1. Timing is Everything

The most important factor in determining your success will be to wait until your child is ready. For most children this will be between 2 and 3 years old but every kid is different so don’t be too hung up on these time lines.

When you feel the time is right, make sure that you are ready too. You will need to block off at least three days without too many commitments out of the house. You will also need to free yourself from distractions and focus your attention on your child. This will allow you to pick up on and respond to their non-verbal cues. These may include; the ‘pee pee dance’, passing wind, facial expressions, or my son’s favourite, the crotch grab.

Toilet training should not coincide with any other big changes such as the arrival of a new little brother or sister or the move from a crib to a bed, this is just too overwhelming for everyone.

2. Dress for Success

Shed the nappy first thing in the morning. You will want to be using either undies or letting them go commando. While pull-up nappies are appealing due to lack of mess, your toddler will need to feel that wet, uncomfortable feeling in order to learn the cause and effect of the urge to ‘go’. Take them shopping and let them pick out their own undies. This will help empower them, and if you’re a parent of a toddler, you know how much they love control!

Clothing should be loose and easy to remove in a rush. Or if you choose to go the commando route, check out this genius (but not so environmentally friendly) hack.

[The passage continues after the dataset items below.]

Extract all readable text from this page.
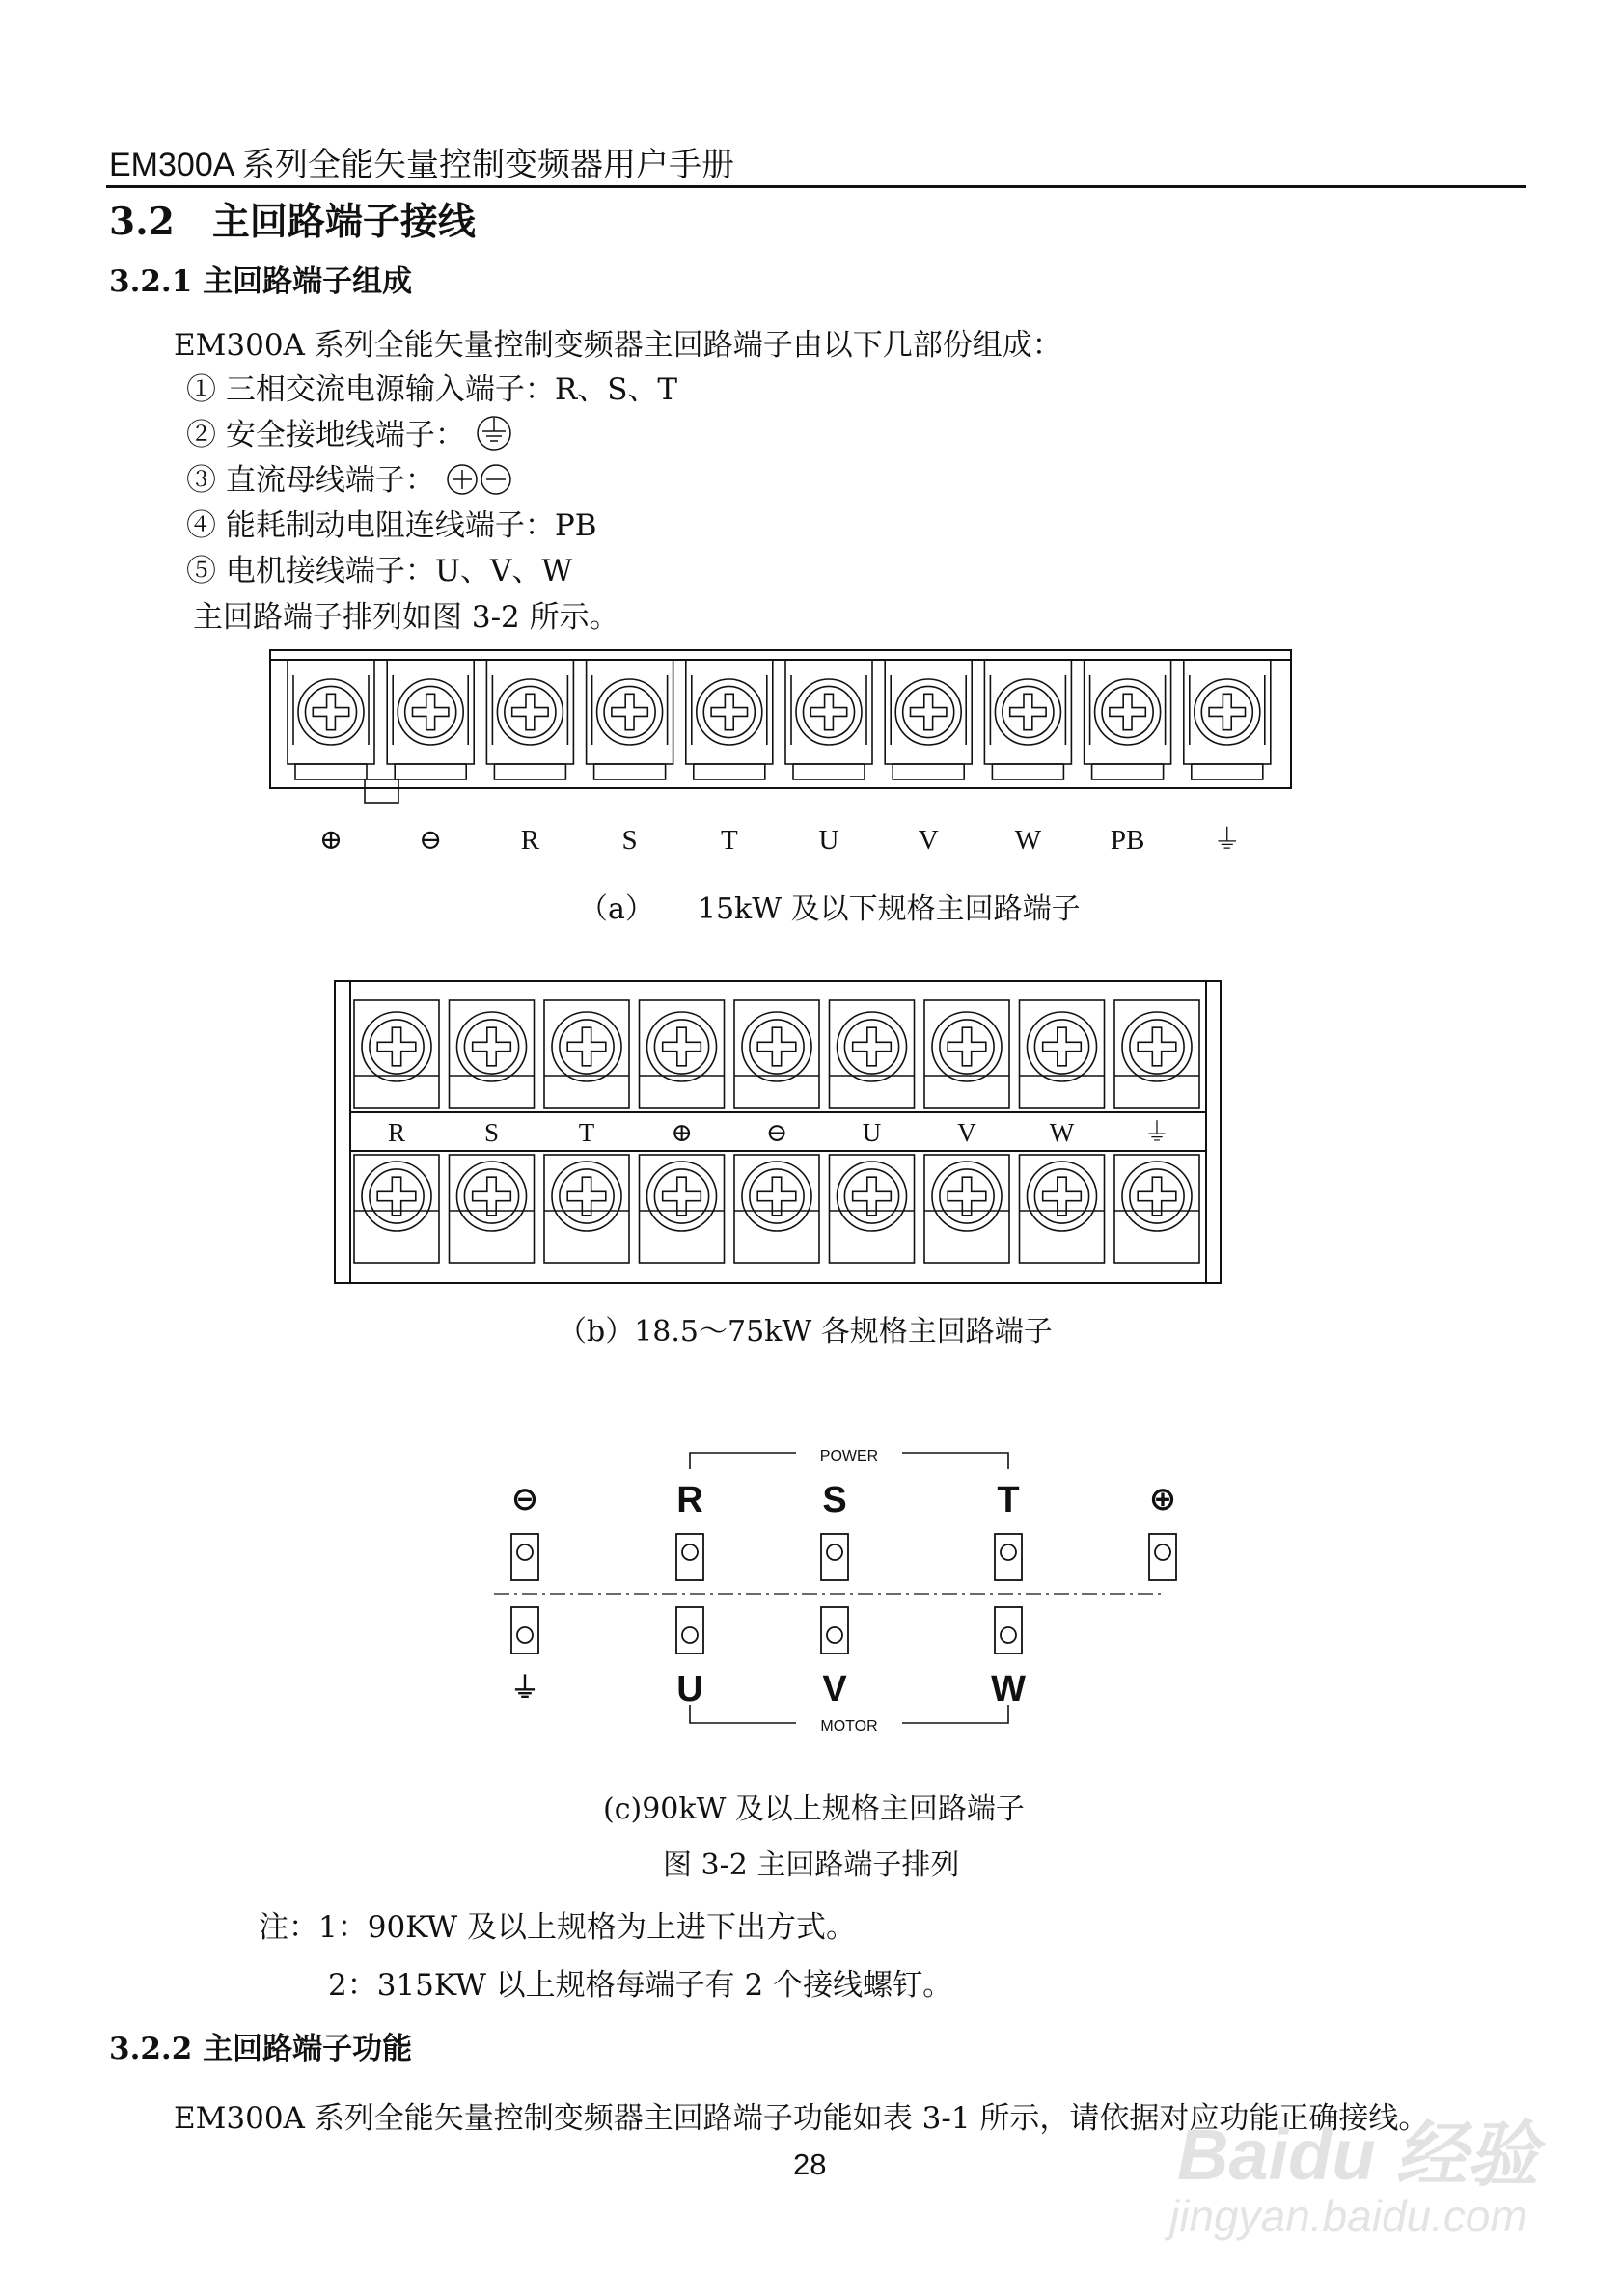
EM300A 系列全能矢量控制变频器用户手册
3.2　主回路端子接线
3.2.1 主回路端子组成
EM300A 系列全能矢量控制变频器主回路端子由以下几部份组成：
① 三相交流电源输入端子：R、S、T
② 安全接地线端子：
③ 直流母线端子：
④ 能耗制动电阻连线端子：PB
⑤ 电机接线端子：U、V、W
主回路端子排列如图 3-2 所示。
⊕	⊖	R	S	T	U	V	W PB ⏚
（a）　　15kW 及以下规格主回路端子
R	S	T	⊕	⊖	U	V	W	⏚
（b）18.5～75kW 各规格主回路端子
POWER
MOTOR
⊖	R	S	T	⊕
⏚	U	V	W
(c)90kW 及以上规格主回路端子
图 3-2 主回路端子排列
注：1：90KW 及以上规格为上进下出方式。
2：315KW 以上规格每端子有 2 个接线螺钉。
3.2.2 主回路端子功能
EM300A 系列全能矢量控制变频器主回路端子功能如表 3-1 所示，请依据对应功能正确接线。
Baidu 经验
jingyan.baidu.com
28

3. Select His/Her Majesty’s Throne

Are you going to use a potty or a step stool and small seat for the big toilet? There are advantages and disadvantages to each. While a little potty is easiest to get on and use, at some point you are going to require another transition to the big toilet and there is a lot more clean up involved. (I guess this will depend on how motivated you are to finally stop having to come in physical contact with your child’s poo). Here is a list of pros and cons for each option

4. Have a Potty Mouth

Decide which words you will use for ‘number one’ and ‘number two’ and make them a regular topic of conversation. “Mummy needs to go wee wee” or “Look, that doggie is going poo poo”. Demonstrate how you, yourself use the toilet (let’s face it, your privacy is a thing of the past anyway). Make sure to describe each step along the way from wiping, flushing and washing your hands. Read books about the toilet, role play with dolls and toys, make up a song to go through the steps (if you’re not a Wiggles fan….). All of this will help to make toilet time a normal and expected part of every day life.

5. Be a Cheerleader

The most important reward is positive reinforcement from you. Your child craves your approval so encouragement and verbal praise for their efforts will always be well received. Some parents may also choose to implement rewards. While little toys, stickers or M&M’s can provide a great incentive to make it to the potty, some experts warn against it due to the negative affect when the reward is removed (…but full disclosure….we used an advent calendar and it worked a treat).

Toilet training takes focus and effort and there will inevitably be accidents along the way. Try to be relaxed and go with the flow (pun intended). Your stress and frustration will not speed things up. You’ve go this!